Para algumas pessoas estar vivo implica experimentar, partilhar, aprender e evoluir constantemente, arriscando, aqui e ali, perder conforto, o que lhes é familiar, ou até mesmo a vida biológica. Para estas pessoas, estar vivo não é apenas o contrário de estar morto, mas efectivamente viver. Para estes malucos, viver é estímulo, movimento, evolução.
A outros para estar vivo basta respirar. Pedem pouco da vida, limitando-se a não levantar ondas ou arriscar além do necessário para sobreviver. É uma visão, ou uma escolha, tão válida como a primeira. De qualquer das formas, o risco está sempre lá; estar vivo é perigoso.
Aquele que arrisca conforto e segurança agora, hoje, no imediato, corre um sério risco de os perder, de falhar, de ser negativamente avaliado pelos seus pares sociais. Por outro lado, cresce, aprende com os erros, avalia melhor os seus pares, as suas relações sociais. Evolui, porque, à partida, evita repetir aquilo que considera que o levou a falhar; e ainda assim pode estar errado e falhar de novo. Mas continua, insiste, e, a cada passo em falso, fica mais perto da recompensa que procura — que pode nem chegar, já que a vida pode ser apenas um valente pontapé no assento. Não sabemos. Enquanto não tentarmos viver, não sabemos até onde podemos levar o facto de estarmos vivos; de que sucessos somos capazes.
Viver é desconfortável. Mesmo os mais sortudos entre nós sentem falta de algo; andamos todos insatisfeitos até a hora da morte. Há quem lide bem com isso, há quem não lide de todo. Desde aquele que não precisa de muito, ao que quer tudo, todos somos atormentados por uma pequena angústia que não nos larga, seja esta de origem material, sentimental ou espiritual. Aos pequenos momentos de felicidade, de satisfação plena, segue-se a inevitável pergunta: "e agora"?
Depois vem a morte, essa inevitabilidade que, apesar de tudo, pode ser um incentivo. Não que seja um objectivo, mas por ser um prazo fatalmente indefinido que, por ser imprevisível, nos dá ânimo extra para fazer uso realmente proveitoso do percurso.
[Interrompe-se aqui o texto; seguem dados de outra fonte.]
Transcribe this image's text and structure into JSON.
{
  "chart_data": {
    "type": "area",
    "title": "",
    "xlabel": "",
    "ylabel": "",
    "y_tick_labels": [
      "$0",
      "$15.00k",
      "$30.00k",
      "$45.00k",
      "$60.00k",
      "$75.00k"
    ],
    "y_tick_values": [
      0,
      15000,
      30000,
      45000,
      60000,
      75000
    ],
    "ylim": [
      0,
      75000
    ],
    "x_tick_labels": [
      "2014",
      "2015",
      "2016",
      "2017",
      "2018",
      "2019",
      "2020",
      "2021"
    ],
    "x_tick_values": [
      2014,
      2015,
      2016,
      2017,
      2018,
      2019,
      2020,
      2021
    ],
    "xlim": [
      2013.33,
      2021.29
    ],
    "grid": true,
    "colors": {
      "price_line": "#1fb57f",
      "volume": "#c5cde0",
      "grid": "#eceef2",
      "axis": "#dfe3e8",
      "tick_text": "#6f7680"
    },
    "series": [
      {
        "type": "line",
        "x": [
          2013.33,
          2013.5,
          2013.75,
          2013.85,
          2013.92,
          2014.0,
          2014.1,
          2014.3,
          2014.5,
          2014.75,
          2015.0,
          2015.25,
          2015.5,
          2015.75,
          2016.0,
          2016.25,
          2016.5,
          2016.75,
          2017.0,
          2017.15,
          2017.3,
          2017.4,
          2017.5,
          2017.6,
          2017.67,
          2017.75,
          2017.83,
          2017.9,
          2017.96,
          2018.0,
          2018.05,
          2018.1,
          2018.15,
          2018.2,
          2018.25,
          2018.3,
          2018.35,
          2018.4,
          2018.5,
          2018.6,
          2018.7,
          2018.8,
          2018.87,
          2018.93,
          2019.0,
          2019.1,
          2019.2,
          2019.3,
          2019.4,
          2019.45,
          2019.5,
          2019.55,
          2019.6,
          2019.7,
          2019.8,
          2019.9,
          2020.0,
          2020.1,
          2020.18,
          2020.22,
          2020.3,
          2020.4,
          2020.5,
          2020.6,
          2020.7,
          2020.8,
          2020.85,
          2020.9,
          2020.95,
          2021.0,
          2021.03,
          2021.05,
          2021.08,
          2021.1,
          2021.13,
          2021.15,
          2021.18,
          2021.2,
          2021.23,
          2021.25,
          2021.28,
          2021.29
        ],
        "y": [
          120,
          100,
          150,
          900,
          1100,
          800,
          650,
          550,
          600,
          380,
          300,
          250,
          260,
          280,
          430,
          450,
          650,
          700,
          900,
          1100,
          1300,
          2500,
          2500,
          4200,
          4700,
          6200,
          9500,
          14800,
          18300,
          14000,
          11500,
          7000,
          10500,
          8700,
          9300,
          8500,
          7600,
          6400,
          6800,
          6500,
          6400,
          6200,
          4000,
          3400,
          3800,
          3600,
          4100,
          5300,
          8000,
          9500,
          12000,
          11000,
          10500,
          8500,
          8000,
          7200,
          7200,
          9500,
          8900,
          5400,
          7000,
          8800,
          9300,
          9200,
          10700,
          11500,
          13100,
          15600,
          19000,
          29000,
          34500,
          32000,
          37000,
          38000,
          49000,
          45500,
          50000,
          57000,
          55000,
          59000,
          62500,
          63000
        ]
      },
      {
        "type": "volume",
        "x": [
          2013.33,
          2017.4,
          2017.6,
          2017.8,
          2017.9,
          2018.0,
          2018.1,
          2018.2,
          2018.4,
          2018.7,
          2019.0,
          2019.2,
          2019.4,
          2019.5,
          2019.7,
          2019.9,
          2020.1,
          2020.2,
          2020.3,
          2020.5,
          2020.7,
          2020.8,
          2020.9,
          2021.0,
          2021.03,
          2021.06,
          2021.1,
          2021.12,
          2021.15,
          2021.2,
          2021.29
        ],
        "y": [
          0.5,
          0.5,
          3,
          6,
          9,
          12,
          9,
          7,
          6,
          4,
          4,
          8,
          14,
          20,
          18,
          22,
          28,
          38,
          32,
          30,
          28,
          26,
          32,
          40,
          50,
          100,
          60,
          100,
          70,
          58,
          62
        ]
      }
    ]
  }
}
Todos a tememos, senão não nos manteríamos vivos. Uns temê-la-ão acima de tudo, ao ponto de se esconderem da arriscada vida. Outros, por acreditarem que ela não é, efectivamente, o fim, ou por acreditarem que, por ser inevitável, não vale a pena estar a contar os minutos, a prolongá-los como plasticina, em vez de aproveitar a vida que ainda resta até lá.
Viver a morte dos outros será uma das piores angústias, parte daquele sofrimento que compõe a vida, ali de mãos dadas com a ligação ao outro, com a procura do sucesso (que será o que cada um quiser) e os fugazes momentos de plenitude. Na morte do outro, além de realizarmos a inevitabilidade da nossa, agravamos a consciência da sua finalidade absoluta: aquele que ali nos deixa, não volta. E somos tomados por uma angústia que tem tanto de egoísta como de empática, por mais paradoxal possa parecer. Sofremos porque o outro já não sonha — mas também não sofre — e porque nós perdemos, em definitivo e sem volta a dar, quase tudo o que aquele outro nos dava com a sua presença, com a sua vida. Ficam-nos as memórias, os exemplos, os ensinamentos.
A vida é finita e acidentada: é preciso coragem para a enfrentar.